一个是远离朝政誓走江湖的落魄书生,一个是身居官位主政一方的当红巡检,两人针锋相对,各有所言。
“天恩,就是让黎民众生痛苦挣扎,让为为官从政者安逸享乐?好一个李慧达,竟然迂腐到如此地步。”张白圭叹道:“既如此,我便让你亲眼看着,我张某人如何推翻你这腐朽的正道!”
李慧达目若观火,冷冷道:“只要胸中有一口气尚存,我便会阻止你!”
“祝你成功。”张白圭转身,与李慧达擦肩而过,“若是我父母少了一根汗毛,我张白圭即便是拼了性命也要将你碎尸万段。”
骤然的冷风打在脸上,李慧达周身一震,心底一寒。
“放心,我李慧达还不至于食言而肥!”
金乌入海,彩霞消淡,李慧达的身影逐渐拉长,远远地消失在暮色之中,张白圭回头看了一眼,眼中透着苦涩,李兄,下次见面就该生死相向了。
客栈的暖意松软了张白圭紧张的身躯,狂九刀递上一碗烫好的女儿红。
“军师,那人是谁啊?难道又是钱家那个老不死的找麻烦的不成?他娘的,早知道军师如此心慈手软,不如让我三刀把他砍成十八段,放他走实在是便宜了他!”
张白圭暖了身子,又听狂九刀这不着调的话顿时压抑的心情好了许多,打趣道:“九哥最近内力长了,这吹牛的本事也长了不少,三刀十八段,端的是厉害。
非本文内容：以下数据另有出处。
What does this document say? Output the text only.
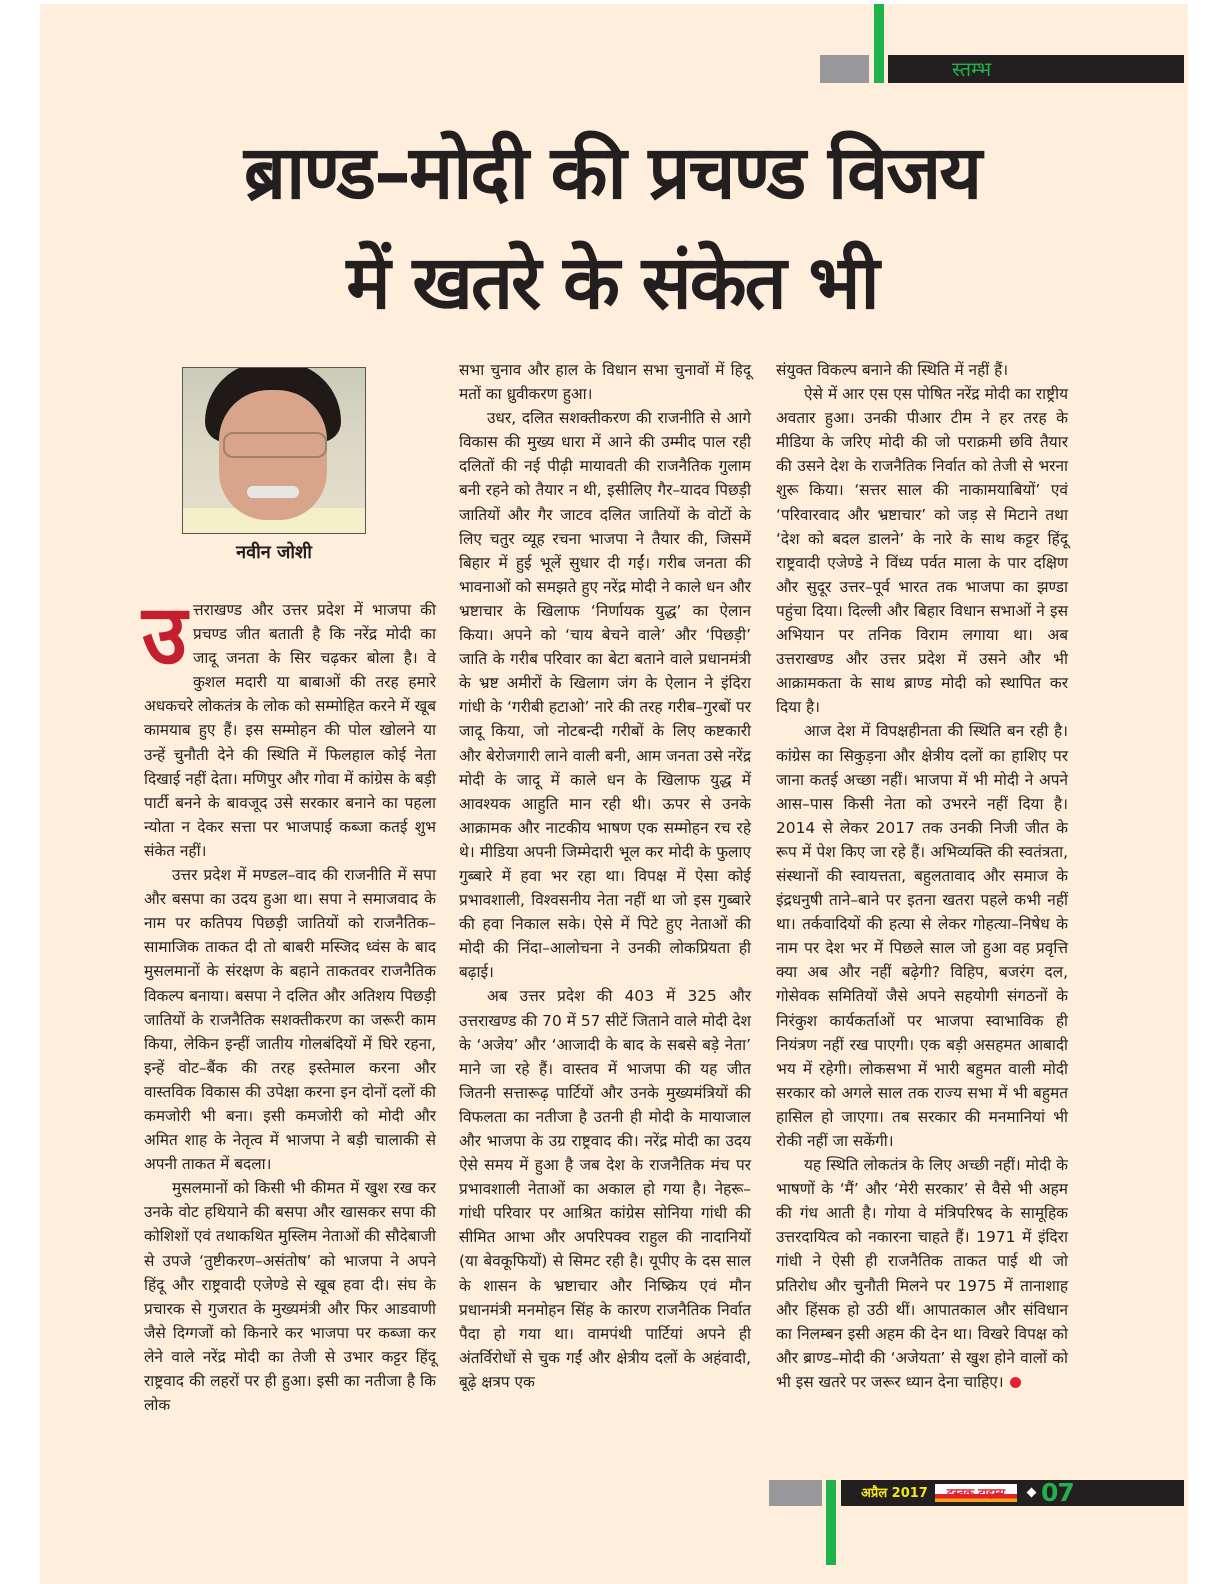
स्तम्भ
ब्राण्ड–मोदी की प्रचण्ड विजय
में खतरे के संकेत भी
नवीन जोशी

उत्तराखण्ड और उत्तर प्रदेश में भाजपा की प्रचण्ड जीत बताती है कि नरेंद्र मोदी का जादू जनता के सिर चढ़कर बोला है। वे कुशल मदारी या बाबाओं की तरह हमारे अधकचरे लोकतंत्र के लोक को सम्मोहित करने में खूब कामयाब हुए हैं। इस सम्मोहन की पोल खोलने या उन्हें चुनौती देने की स्थिति में फिलहाल कोई नेता दिखाई नहीं देता। मणिपुर और गोवा में कांग्रेस के बड़ी पार्टी बनने के बावजूद उसे सरकार बनाने का पहला न्योता न देकर सत्ता पर भाजपाई कब्जा कतई शुभ संकेत नहीं।

उत्तर प्रदेश में मण्डल–वाद की राजनीति में सपा और बसपा का उदय हुआ था। सपा ने समाजवाद के नाम पर कतिपय पिछड़ी जातियों को राजनैतिक–सामाजिक ताकत दी तो बाबरी मस्जिद ध्वंस के बाद मुसलमानों के संरक्षण के बहाने ताकतवर राजनैतिक विकल्प बनाया। बसपा ने दलित और अतिशय पिछड़ी जातियों के राजनैतिक सशक्तीकरण का जरूरी काम किया, लेकिन इन्हीं जातीय गोलबंदियों में घिरे रहना, इन्हें वोट–बैंक की तरह इस्तेमाल करना और वास्तविक विकास की उपेक्षा करना इन दोनों दलों की कमजोरी भी बना। इसी कमजोरी को मोदी और अमित शाह के नेतृत्व में भाजपा ने बड़ी चालाकी से अपनी ताकत में बदला।

मुसलमानों को किसी भी कीमत में खुश रख कर उनके वोट हथियाने की बसपा और खासकर सपा की कोशिशों एवं तथाकथित मुस्लिम नेताओं की सौदेबाजी से उपजे ‘तुष्टीकरण–असंतोष’ को भाजपा ने अपने हिंदू और राष्ट्रवादी एजेण्डे से खूब हवा दी। संघ के प्रचारक से गुजरात के मुख्यमंत्री और फिर आडवाणी जैसे दिग्गजों को किनारे कर भाजपा पर कब्जा कर लेने वाले नरेंद्र मोदी का तेजी से उभार कट्टर हिंदू राष्ट्रवाद की लहरों पर ही हुआ। इसी का नतीजा है कि लोक

सभा चुनाव और हाल के विधान सभा चुनावों में हिदू मतों का ध्रुवीकरण हुआ।

उधर, दलित सशक्तीकरण की राजनीति से आगे विकास की मुख्य धारा में आने की उम्मीद पाल रही दलितों की नई पीढ़ी मायावती की राजनैतिक गुलाम बनी रहने को तैयार न थी, इसीलिए गैर–यादव पिछड़ी जातियों और गैर जाटव दलित जातियों के वोटों के लिए चतुर व्यूह रचना भाजपा ने तैयार की, जिसमें बिहार में हुई भूलें सुधार दी गईं। गरीब जनता की भावनाओं को समझते हुए नरेंद्र मोदी ने काले धन और भ्रष्टाचार के खिलाफ ‘निर्णायक युद्ध’ का ऐलान किया। अपने को ‘चाय बेचने वाले’ और ‘पिछड़ी’ जाति के गरीब परिवार का बेटा बताने वाले प्रधानमंत्री के भ्रष्ट अमीरों के खिलाग जंग के ऐलान ने इंदिरा गांधी के ‘गरीबी हटाओ’ नारे की तरह गरीब–गुरबों पर जादू किया, जो नोटबन्दी गरीबों के लिए कष्टकारी और बेरोजगारी लाने वाली बनी, आम जनता उसे नरेंद्र मोदी के जादू में काले धन के खिलाफ युद्ध में आवश्यक आहुति मान रही थी। ऊपर से उनके आक्रामक और नाटकीय भाषण एक सम्मोहन रच रहे थे। मीडिया अपनी जिम्मेदारी भूल कर मोदी के फुलाए गुब्बारे में हवा भर रहा था। विपक्ष में ऐसा कोई प्रभावशाली, विश्वसनीय नेता नहीं था जो इस गुब्बारे की हवा निकाल सके। ऐसे में पिटे हुए नेताओं की मोदी की निंदा–आलोचना ने उनकी लोकप्रियता ही बढ़ाई।

अब उत्तर प्रदेश की 403 में 325 और उत्तराखण्ड की 70 में 57 सीटें जिताने वाले मोदी देश के ‘अजेय’ और ‘आजादी के बाद के सबसे बड़े नेता’ माने जा रहे हैं। वास्तव में भाजपा की यह जीत जितनी सत्तारूढ़ पार्टियों और उनके मुख्यमंत्रियों की विफलता का नतीजा है उतनी ही मोदी के मायाजाल और भाजपा के उग्र राष्ट्रवाद की। नरेंद्र मोदी का उदय ऐसे समय में हुआ है जब देश के राजनैतिक मंच पर प्रभावशाली नेताओं का अकाल हो गया है। नेहरू–गांधी परिवार पर आश्रित कांग्रेस सोनिया गांधी की सीमित आभा और अपरिपक्व राहुल की नादानियों (या बेवकूफियों) से सिमट रही है। यूपीए के दस साल के शासन के भ्रष्टाचार और निष्क्रिय एवं मौन प्रधानमंत्री मनमोहन सिंह के कारण राजनैतिक निर्वात पैदा हो गया था। वामपंथी पार्टियां अपने ही अंतर्विरोधों से चुक गईं और क्षेत्रीय दलों के अहंवादी, बूढ़े क्षत्रप एक

संयुक्त विकल्प बनाने की स्थिति में नहीं हैं।

ऐसे में आर एस एस पोषित नरेंद्र मोदी का राष्ट्रीय अवतार हुआ। उनकी पीआर टीम ने हर तरह के मीडिया के जरिए मोदी की जो पराक्रमी छवि तैयार की उसने देश के राजनैतिक निर्वात को तेजी से भरना शुरू किया। ‘सत्तर साल की नाकामयाबियों’ एवं ‘परिवारवाद और भ्रष्टाचार’ को जड़ से मिटाने तथा ‘देश को बदल डालने’ के नारे के साथ कट्टर हिंदू राष्ट्रवादी एजेण्डे ने विंध्य पर्वत माला के पार दक्षिण और सुदूर उत्तर–पूर्व भारत तक भाजपा का झण्डा पहुंचा दिया। दिल्ली और बिहार विधान सभाओं ने इस अभियान पर तनिक विराम लगाया था। अब उत्तराखण्ड और उत्तर प्रदेश में उसने और भी आक्रामकता के साथ ब्राण्ड मोदी को स्थापित कर दिया है।

आज देश में विपक्षहीनता की स्थिति बन रही है। कांग्रेस का सिकुड़ना और क्षेत्रीय दलों का हाशिए पर जाना कतई अच्छा नहीं। भाजपा में भी मोदी ने अपने आस–पास किसी नेता को उभरने नहीं दिया है। 2014 से लेकर 2017 तक उनकी निजी जीत के रूप में पेश किए जा रहे हैं। अभिव्यक्ति की स्वतंत्रता, संस्थानों की स्वायत्तता, बहुलतावाद और समाज के इंद्रधनुषी ताने–बाने पर इतना खतरा पहले कभी नहीं था। तर्कवादियों की हत्या से लेकर गोहत्या–निषेध के नाम पर देश भर में पिछले साल जो हुआ वह प्रवृत्ति क्या अब और नहीं बढ़ेगी? विहिप, बजरंग दल, गोसेवक समितियों जैसे अपने सहयोगी संगठनों के निरंकुश कार्यकर्ताओं पर भाजपा स्वाभाविक ही नियंत्रण नहीं रख पाएगी। एक बड़ी असहमत आबादी भय में रहेगी। लोकसभा में भारी बहुमत वाली मोदी सरकार को अगले साल तक राज्य सभा में भी बहुमत हासिल हो जाएगा। तब सरकार की मनमानियां भी रोकी नहीं जा सकेंगी।

यह स्थिति लोकतंत्र के लिए अच्छी नहीं। मोदी के भाषणों के ‘मैं’ और ‘मेरी सरकार’ से वैसे भी अहम की गंध आती है। गोया वे मंत्रिपरिषद के सामूहिक उत्तरदायित्व को नकारना चाहते हैं। 1971 में इंदिरा गांधी ने ऐसी ही राजनैतिक ताकत पाई थी जो प्रतिरोध और चुनौती मिलने पर 1975 में तानाशाह और हिंसक हो उठी थीं। आपातकाल और संविधान का निलम्बन इसी अहम की देन था। विखरे विपक्ष को और ब्राण्ड–मोदी की ‘अजेयता’ से खुश होने वालों को भी इस खतरे पर जरूर ध्यान देना चाहिए।

अप्रैल 2017	दस्तक टाइम्स	07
”
狂九刀哈哈大笑:“莫说是三刀十八段,他若是站在那里让我砍,我能给他砍成韭菜花!”
这一次连不苟言笑的乌茜都忍俊不禁,笑出了声。
三人吃喝之中气氛融洽,张白圭与狂九刀说的热切,乌茜仍旧是面色冰冷,一副生人勿进的样子,随意的吃了几口饭菜便转身回到自己的屋子练剑去了。
张白圭又与狂九刀吃喝一番,因为身体疲乏,深深地睡了过去。
这一夜他梦回少年,梦到了与李慧达一同求学时候的情形。
那时他们还是束发的年纪,两人出身穷苦,又有同窗之谊,故而感情颇深,学业也相差无几,在先生看来,这二人将来必定是匡国济时的圣人英才。